Entrei num bar sábado à noite e vi-a logo, encostada ao balcão. Como havia muita gente, fiquei-me por ali, à entrada. Um encontrão deslocou-me para o corredor. Consegui manter-me ao canto do balcão e pedi uma água tónica. O rosto dela seduzia-me violentamente. Não pela sua beleza convencional, como tantas vezes acontece; mas devido à força do seu olhar, a uma espécie de tranquilidade que lhe alisava a pele e a mantinha ali, num ambiente em que dominava a excitação, senhora do seu corpo, do seu espírito. Ela olhou-me quando eu a olhei e por várias vezes quase surgiu um sorriso de cumplicidade na sua boca. Terá surgido? Mais tarde pedi uma cerveja. Entre nós uma loira banal servia de muro, separava-nos. Não tive coragem para arriscar tudo numa jogada única. Ela acabou por ir-se embora e eu fiquei de cerveja na mão (não me apetecia beber) a ver se ainda havia alguém à minha volta que merecesse atenção. Sentia-me bem, seguro de mim. Não tinha vindo à espera de nada exactamente. Por outro lado, pensei a dado momento, não convém precipitar-se. Quem sabe se o meu espírito, ansioso por encontrar onde se amarrar, não estava já a comportar-se estupidamente? Entendi, quando ela se foi embora e disse adeus com a mão ao barman, que vinha ali regularmente. Por um lado não gostei de a saber amiga do tipo que estava ao balcão. Por outro ela comportou-se de maneira tão natural (tão europeia, apeteceu-me dizer) que admiti logo a possibilidade de voltar a encontrá-la de novo.
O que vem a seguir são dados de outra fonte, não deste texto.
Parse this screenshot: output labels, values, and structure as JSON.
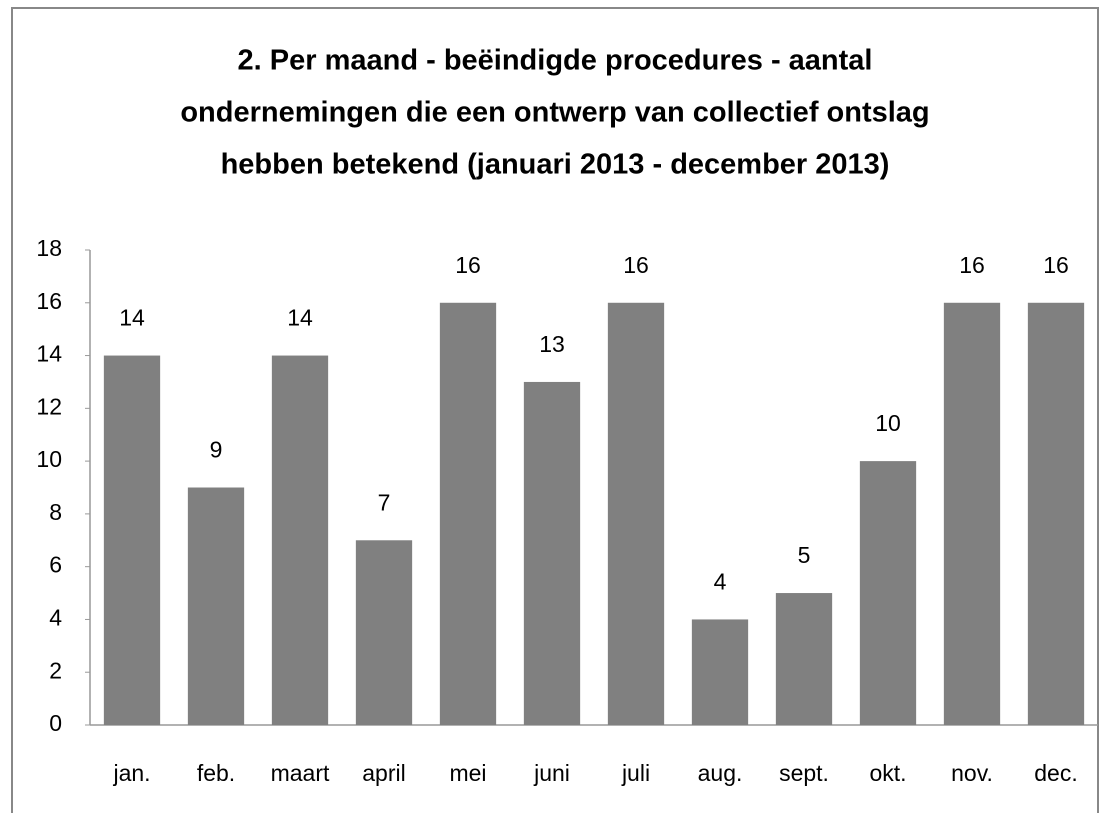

Talvez então seja possível, caso o seu olhar de novo se cruze com o meu, falarmos e eu dizer-lhe: lembro-me de si, daquela noite de sábado, quando você estava aqui com uns amigos e eu tinha vindo sozinho beber um copo; fiquei com uma curiosidade enorme de a conhecer. Quando cheguei a casa ainda não me tinha esquecido do seu rosto, da sua serenidade, do bem-estar que parecia irradiar da sua pessoa. Mas nunca mais voltei àquele bar, nunca mais a vi.